Above all, culture and communication have been the two biggest factors in keeping the company moving forward.
These are difficult to audit as processes - but have already led to some structural change, which means there is better dialogue across sectors and a better understanding of how others in the business operate.
As well as considering the adequacy of resilience plans, audit should consider the ability of organisations to adapt and change approaches as different scenarios unfold.
Building on engrained operational resilience
Another contributor said that their industry had not seen the same level of forbearance from market regulators during the crisis, and that the firm was used to scenario planning and testing for major accidents and hazards, such as an oil rig catching fire.
Safety and cash were at the front of the firm’s planning during the crisis.
One lesson learned was that different parts of the organisations could move at a different pace, with front-line workers adapting first, then information systems and support staff, and then the back office.
The ability of the business to continue to operate normally and continue with planned organisational restructuring, demonstrated the strength of resilience planning which was embedded within all parts of the organisation.
What makes an organisation resilient - and what role can internal audit play?
Our speaker returned to spell out the factors that have made organisations resilient over the past few months, including an embedded resilience culture, clear and timely communications, and dynamic, flexible resources.
She also explained that audit should have a seat at the table with senior executives managing the COVID-19 response to provide real-time input and challenge over the effectiveness of governance, risk management and internal controls, particularly where decisions are being made outside of the typical process, which often involves a skill set different to that of a ‘traditional auditor’.
Internal audit functions are increasingly moving towards a range of audits and continuous monitoring activities of the different processes or components related to operational resilience. This includes providing assurance over scenario development and testing on a continuous basis, with an emphasis on quality of the severe but plausible scenarios and application of any lessons learnt. Audits could continue to focus on key foundational elements, such as business resilience, cyber resilience, third-party resilience and technology resilience as well as integrating coverage of resilience into other relevant BAU audits to provide a comprehensive view of the resilience of the organisation.
In response to COVID-19, one contributor explained that there was a need for their audit plan to be flexible, with agreement over audit activity for 3 months but recognising activity beyond this time frame may need to change to adequately respond to the organisations management of the pandemic.

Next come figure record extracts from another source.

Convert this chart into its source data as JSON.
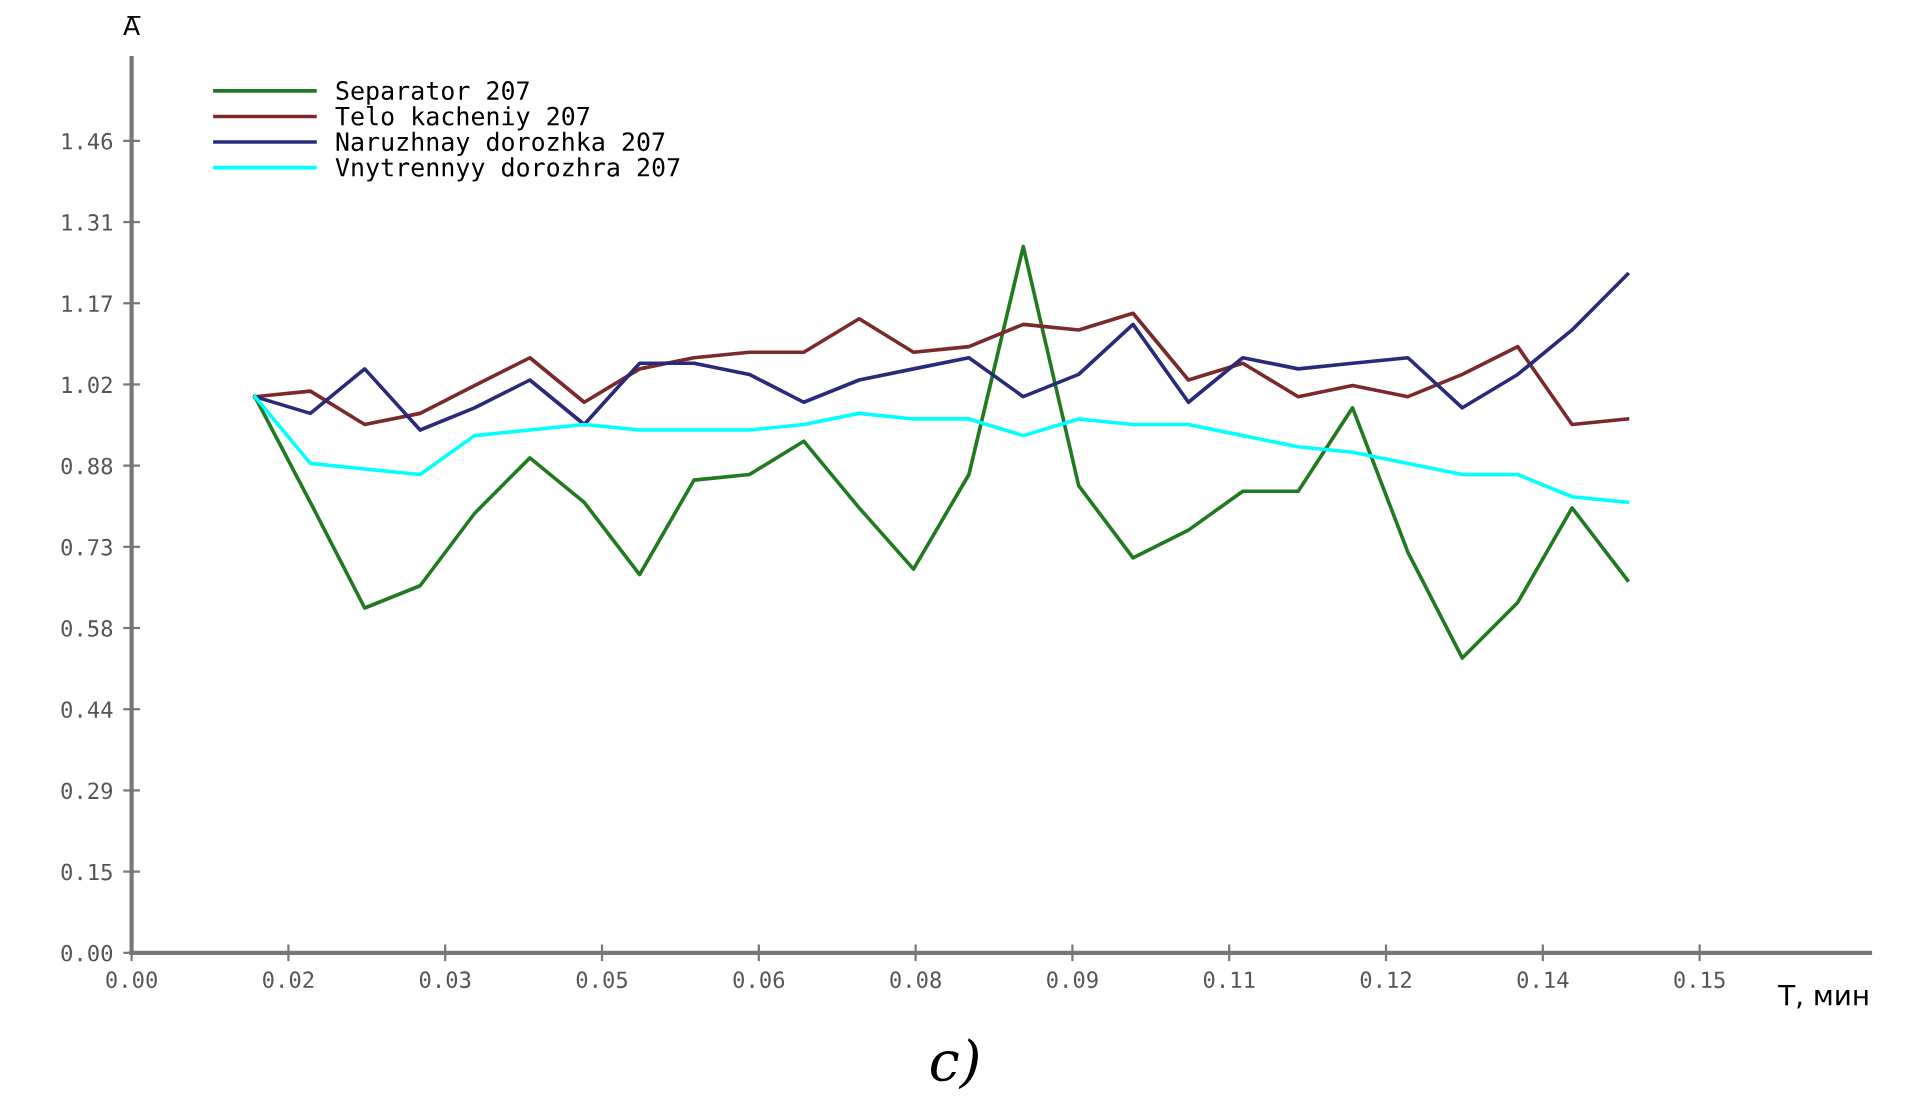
{
  "chart_data": {
    "type": "line",
    "xlabel": "T, мин",
    "ylabel": "A̅",
    "x": [
      0.0118,
      0.0171,
      0.0223,
      0.0276,
      0.0328,
      0.0381,
      0.0433,
      0.0486,
      0.0538,
      0.0591,
      0.0643,
      0.0696,
      0.0748,
      0.0801,
      0.0853,
      0.0906,
      0.0958,
      0.1011,
      0.1063,
      0.1116,
      0.1168,
      0.1221,
      0.1273,
      0.1326,
      0.1378,
      0.1431
    ],
    "series": [
      {
        "name": "Separator 207",
        "color": "#217a21",
        "values": [
          1.0,
          0.81,
          0.62,
          0.66,
          0.79,
          0.89,
          0.81,
          0.68,
          0.85,
          0.86,
          0.92,
          0.8,
          0.69,
          0.86,
          1.27,
          0.84,
          0.71,
          0.76,
          0.83,
          0.83,
          0.98,
          0.72,
          0.53,
          0.63,
          0.8,
          0.67
        ]
      },
      {
        "name": "Telo kacheniy 207",
        "color": "#7a2a2a",
        "values": [
          1.0,
          1.01,
          0.95,
          0.97,
          1.02,
          1.07,
          0.99,
          1.05,
          1.07,
          1.08,
          1.08,
          1.14,
          1.08,
          1.09,
          1.13,
          1.12,
          1.15,
          1.03,
          1.06,
          1.0,
          1.02,
          1.0,
          1.04,
          1.09,
          0.95,
          0.96
        ]
      },
      {
        "name": "Naruzhnay dorozhka 207",
        "color": "#2a2a7a",
        "values": [
          1.0,
          0.97,
          1.05,
          0.94,
          0.98,
          1.03,
          0.95,
          1.06,
          1.06,
          1.04,
          0.99,
          1.03,
          1.05,
          1.07,
          1.0,
          1.04,
          1.13,
          0.99,
          1.07,
          1.05,
          1.06,
          1.07,
          0.98,
          1.04,
          1.12,
          1.22
        ]
      },
      {
        "name": "Vnytrennyy dorozhra 207",
        "color": "#00ffff",
        "values": [
          1.0,
          0.88,
          0.87,
          0.86,
          0.93,
          0.94,
          0.95,
          0.94,
          0.94,
          0.94,
          0.95,
          0.97,
          0.96,
          0.96,
          0.93,
          0.96,
          0.95,
          0.95,
          0.93,
          0.91,
          0.9,
          0.88,
          0.86,
          0.86,
          0.82,
          0.81
        ]
      }
    ],
    "xlim": [
      0,
      0.1663
    ],
    "ylim": [
      0,
      1.609
    ],
    "xticks": [
      {
        "value": 0,
        "label": "0.00"
      },
      {
        "value": 0.015,
        "label": "0.02"
      },
      {
        "value": 0.03,
        "label": "0.03"
      },
      {
        "value": 0.045,
        "label": "0.05"
      },
      {
        "value": 0.06,
        "label": "0.06"
      },
      {
        "value": 0.075,
        "label": "0.08"
      },
      {
        "value": 0.09,
        "label": "0.09"
      },
      {
        "value": 0.105,
        "label": "0.11"
      },
      {
        "value": 0.12,
        "label": "0.12"
      },
      {
        "value": 0.135,
        "label": "0.14"
      },
      {
        "value": 0.15,
        "label": "0.15"
      }
    ],
    "yticks": [
      {
        "value": 0,
        "label": "0.00"
      },
      {
        "value": 0.146,
        "label": "0.15"
      },
      {
        "value": 0.292,
        "label": "0.29"
      },
      {
        "value": 0.438,
        "label": "0.44"
      },
      {
        "value": 0.584,
        "label": "0.58"
      },
      {
        "value": 0.73,
        "label": "0.73"
      },
      {
        "value": 0.876,
        "label": "0.88"
      },
      {
        "value": 1.022,
        "label": "1.02"
      },
      {
        "value": 1.168,
        "label": "1.17"
      },
      {
        "value": 1.314,
        "label": "1.31"
      },
      {
        "value": 1.46,
        "label": "1.46"
      }
    ],
    "grid": false,
    "legend": "top left",
    "marker": "none",
    "line_style": "solid",
    "annotations": [
      "c)"
    ]
  }
}
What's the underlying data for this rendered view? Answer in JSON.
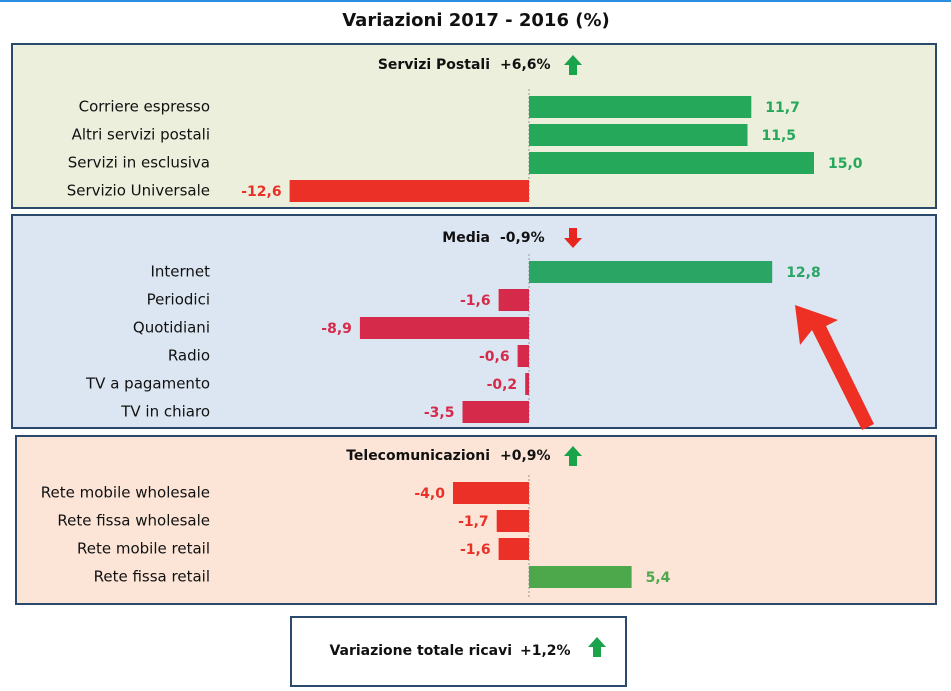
{
  "title": "Variazioni 2017 - 2016 (%)",
  "chart_data": [
    {
      "type": "bar",
      "orientation": "horizontal",
      "title": "Servizi Postali",
      "change": 6.6,
      "change_label": "+6,6%",
      "background": "#ebefdc",
      "positive_color": "#25a85a",
      "negative_color": "#ea3027",
      "categories": [
        "Corriere espresso",
        "Altri servizi postali",
        "Servizi in esclusiva",
        "Servizio Universale"
      ],
      "values": [
        11.7,
        11.5,
        15.0,
        -12.6
      ],
      "value_labels": [
        "11,7",
        "11,5",
        "15,0",
        "-12,6"
      ]
    },
    {
      "type": "bar",
      "orientation": "horizontal",
      "title": "Media",
      "change": -0.9,
      "change_label": "-0,9%",
      "background": "#dce6f2",
      "positive_color": "#2aa564",
      "negative_color": "#d52a4a",
      "categories": [
        "Internet",
        "Periodici",
        "Quotidiani",
        "Radio",
        "TV a pagamento",
        "TV in chiaro"
      ],
      "values": [
        12.8,
        -1.6,
        -8.9,
        -0.6,
        -0.2,
        -3.5
      ],
      "value_labels": [
        "12,8",
        "-1,6",
        "-8,9",
        "-0,6",
        "-0,2",
        "-3,5"
      ]
    },
    {
      "type": "bar",
      "orientation": "horizontal",
      "title": "Telecomunicazioni",
      "change": 0.9,
      "change_label": "+0,9%",
      "background": "#fce5d7",
      "positive_color": "#4ca84a",
      "negative_color": "#ea3027",
      "categories": [
        "Rete mobile wholesale",
        "Rete fissa wholesale",
        "Rete mobile retail",
        "Rete fissa retail"
      ],
      "values": [
        -4.0,
        -1.7,
        -1.6,
        5.4
      ],
      "value_labels": [
        "-4,0",
        "-1,7",
        "-1,6",
        "5,4"
      ]
    }
  ],
  "total": {
    "label": "Variazione totale ricavi",
    "value": 1.2,
    "value_label": "+1,2%"
  }
}
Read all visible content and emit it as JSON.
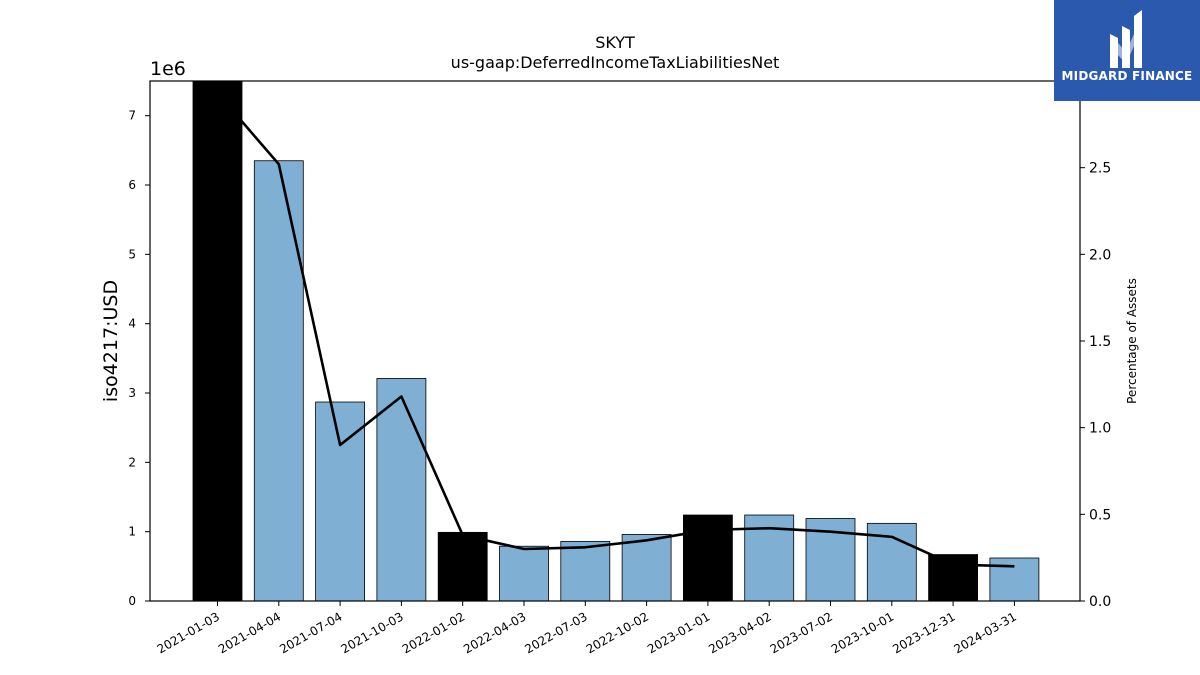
{
  "chart_data": {
    "type": "bar",
    "title": "SKYT",
    "subtitle": "us-gaap:DeferredIncomeTaxLiabilitiesNet",
    "ylabel": "iso4217:USD",
    "y_offset_label": "1e6",
    "y2label": "Percentage of Assets",
    "ylim": [
      0,
      7500000
    ],
    "y2lim": [
      0,
      3.0
    ],
    "yticks": [
      "0",
      "1",
      "2",
      "3",
      "4",
      "5",
      "6",
      "7"
    ],
    "y2ticks": [
      "0.0",
      "0.5",
      "1.0",
      "1.5",
      "2.0",
      "2.5"
    ],
    "categories": [
      "2021-01-03",
      "2021-04-04",
      "2021-07-04",
      "2021-10-03",
      "2022-01-02",
      "2022-04-03",
      "2022-07-03",
      "2022-10-02",
      "2023-01-01",
      "2023-04-02",
      "2023-07-02",
      "2023-10-01",
      "2023-12-31",
      "2024-03-31"
    ],
    "values": [
      7500000,
      6350000,
      2870000,
      3210000,
      990000,
      790000,
      860000,
      960000,
      1240000,
      1240000,
      1190000,
      1120000,
      670000,
      620000
    ],
    "highlight": [
      true,
      false,
      false,
      false,
      true,
      false,
      false,
      false,
      true,
      false,
      false,
      false,
      true,
      false
    ],
    "line_values": [
      2.93,
      2.52,
      0.9,
      1.18,
      0.38,
      0.3,
      0.31,
      0.35,
      0.41,
      0.42,
      0.4,
      0.37,
      0.21,
      0.2
    ],
    "colors": {
      "bar": "#7fb0d3",
      "highlight": "#000000",
      "line": "#000000"
    }
  },
  "logo": {
    "text": "MIDGARD FINANCE",
    "icon": "midgard-logo-icon"
  }
}
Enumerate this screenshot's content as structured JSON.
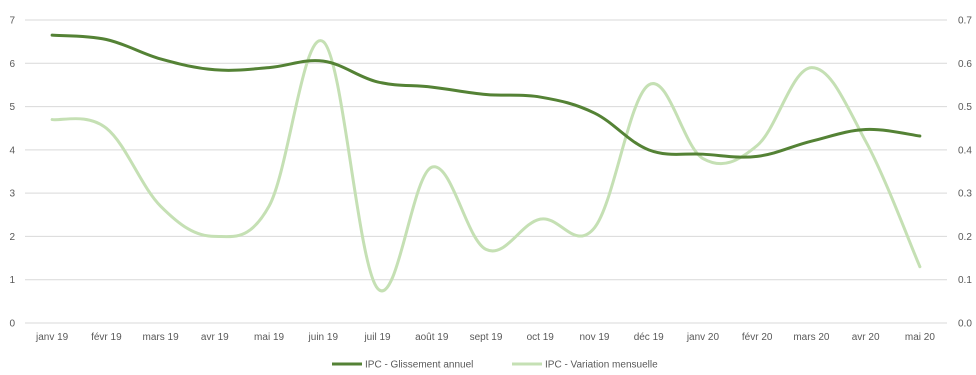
{
  "chart_data": {
    "type": "line",
    "categories": [
      "janv 19",
      "févr 19",
      "mars 19",
      "avr 19",
      "mai 19",
      "juin 19",
      "juil 19",
      "août 19",
      "sept 19",
      "oct 19",
      "nov 19",
      "déc 19",
      "janv 20",
      "févr 20",
      "mars 20",
      "avr 20",
      "mai 20"
    ],
    "series": [
      {
        "name": "IPC - Glissement annuel",
        "axis": "left",
        "color": "#548235",
        "values": [
          6.65,
          6.55,
          6.1,
          5.85,
          5.9,
          6.05,
          5.57,
          5.45,
          5.28,
          5.22,
          4.85,
          4.0,
          3.9,
          3.85,
          4.2,
          4.47,
          4.32
        ]
      },
      {
        "name": "IPC - Variation mensuelle",
        "axis": "right",
        "color": "#c5e0b4",
        "values": [
          0.47,
          0.45,
          0.27,
          0.2,
          0.27,
          0.65,
          0.08,
          0.36,
          0.17,
          0.24,
          0.22,
          0.55,
          0.38,
          0.41,
          0.59,
          0.42,
          0.13
        ]
      }
    ],
    "y_left": {
      "min": 0,
      "max": 7,
      "ticks": [
        "0",
        "1",
        "2",
        "3",
        "4",
        "5",
        "6",
        "7"
      ]
    },
    "y_right": {
      "min": 0,
      "max": 0.7,
      "ticks": [
        "0.0",
        "0.1",
        "0.2",
        "0.3",
        "0.4",
        "0.5",
        "0.6",
        "0.7"
      ]
    },
    "grid": true,
    "legend": "bottom",
    "colors": {
      "grid": "#d9d9d9",
      "text": "#595959"
    }
  }
}
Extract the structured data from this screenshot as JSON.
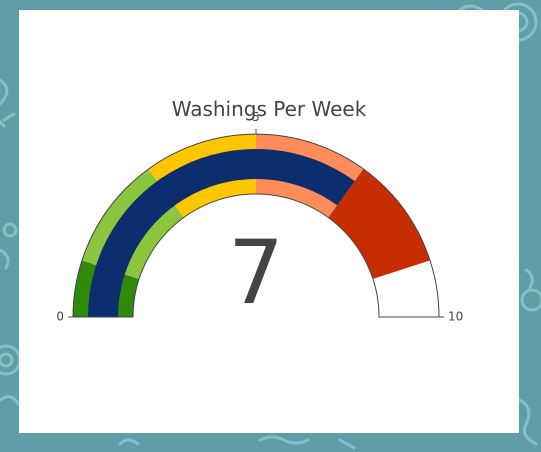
{
  "chart_data": {
    "type": "gauge",
    "title": "Washings Per Week",
    "value": 7,
    "range": [
      0,
      10
    ],
    "tick_values": [
      0,
      5,
      10
    ],
    "tick_labels": [
      "0",
      "5",
      "10"
    ],
    "steps": [
      {
        "range": [
          0,
          1
        ],
        "color": "#2f8a0a"
      },
      {
        "range": [
          1,
          3
        ],
        "color": "#8cc63f"
      },
      {
        "range": [
          3,
          5
        ],
        "color": "#ffc600"
      },
      {
        "range": [
          5,
          7
        ],
        "color": "#ff8c5a"
      },
      {
        "range": [
          7,
          9
        ],
        "color": "#c62d00"
      },
      {
        "range": [
          9,
          10
        ],
        "color": "#ffffff"
      }
    ],
    "bar_color": "#0c2d6e"
  },
  "colors": {
    "background": "#5f9ea6",
    "pattern": "#8cc4cb",
    "card": "#ffffff",
    "text": "#444444",
    "outline": "#444444"
  }
}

It was highlighted that it was equally as important to maintain a view on what was not being covered as a result, so a list of these areas was also maintained and regularly communicated.
Finally, another contributor explained, remote working aside, that the company has operated normally through the crisis. It has been preferable to adopt a ‘management memo’ a communication approach, giving the leadership team quick overviews of elements such as liquidity, cyber security and technology.
This has all been done through the lens of what impact issues will have on customers and how they can be mitigated, but also what financial impact investment in specific tools will have. Communications to the board have needed to be transparent and include things that are changing, staying the same or not being done.
Different elements of the business have been considered separately, with the group’s online brand operating normally, but the contact centres for another having to be relocated to working from home. This latter measure would not have been considered six months earlier. Audit’s focus has therefore also needed to adapt to those areas that pose the greatest risk.